11-13 maj 2007 r.

Dni skupienia w Zakrzowie  na temat spowiedzi, pt. „Powrót syna marnotrawnego”. Świętowaliśmy także 30-to lecie małżeństwa Eli i Piotra. W czasie rekreacyjnym panowie (i nie tylko), na czele z ks. Kazimierzem rozegrali mecz piłki nożnej.

Ze wspomnień II kręgu:

Do Zakrzowa mój mąż pojechał sam. Robiłam wtedy oprócz pracy dodatkowe studia, nauka była w weekendy,akurat w tym czasie co wyjazd na dni skupienia wypadły egzaminy… Żałowałam, ale bez wielkiej rozpaczy. Wspomnienie poprzednich dni skupienia zbladło, a z pozostałymi małżeństwami wciąż nie czułam się zintegrowana. Szczerze mówiąc ciągle miałam wątpliwości, czy ta droga jest dla mnie właściwa, czy to akurat ta forma kontaktu z Bogiem o którą mi chodzi.

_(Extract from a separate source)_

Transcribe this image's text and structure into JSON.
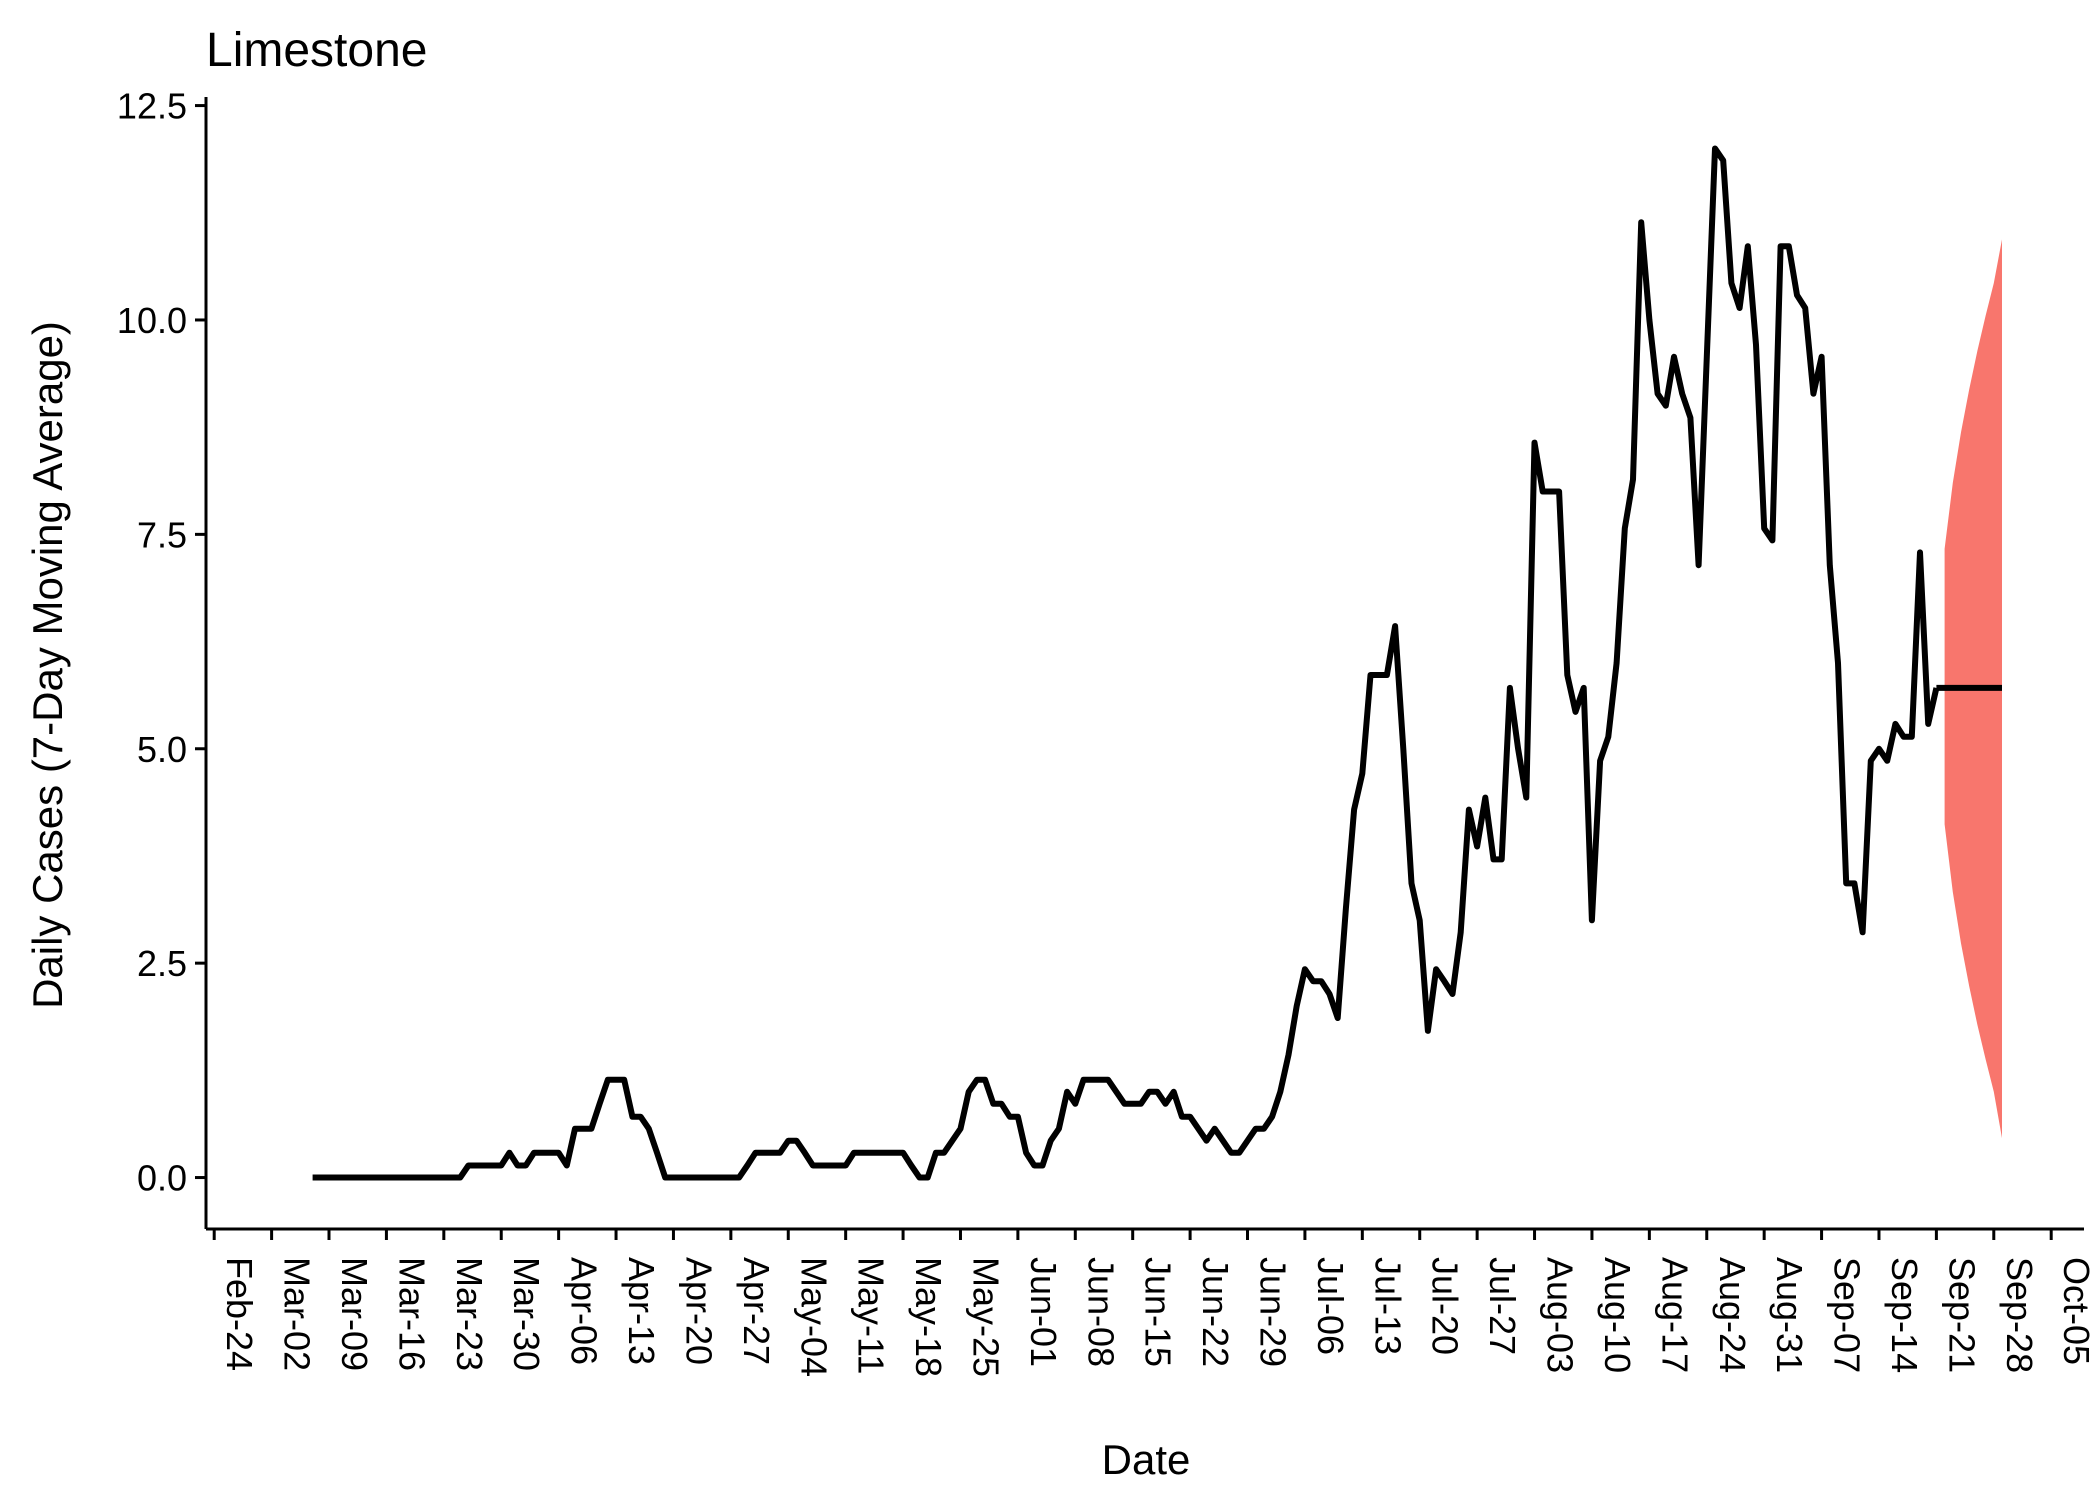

Krzyś wrócił z Zakrzowa jak nawiedzony. Ja mu o egzaminach, a on o modlitwie małżeńskiej. Byłam taka zmęczona i rozdrażniona, pełna wrażeń – niekoniecznie pozytywnych, a on zamiast słuchać  o tym co dla mnie istotne usiłował opowiadać swoje. „Później. Opowiesz mi o tym później…” Bez sensu. Później to już nie było to. Jak ja się wyspałam, to Krzysiek stracił rozpęd i pozostał mu tylko żal, że mnie tam nie było. A mnie też było żal, że już niewiele potrafił przekazać, że nie słuchałam wtedy, gdy chciał opowiadać.

(Szkoda wielka, że Ela nie mogła być ze mną, z nami, szkoda i strata nie do odrobienia… bo było tak pięknie i duchowo i pogodowo – ognisko i wycieczka na Chełm i Anioł Pański po drodze. dop. K).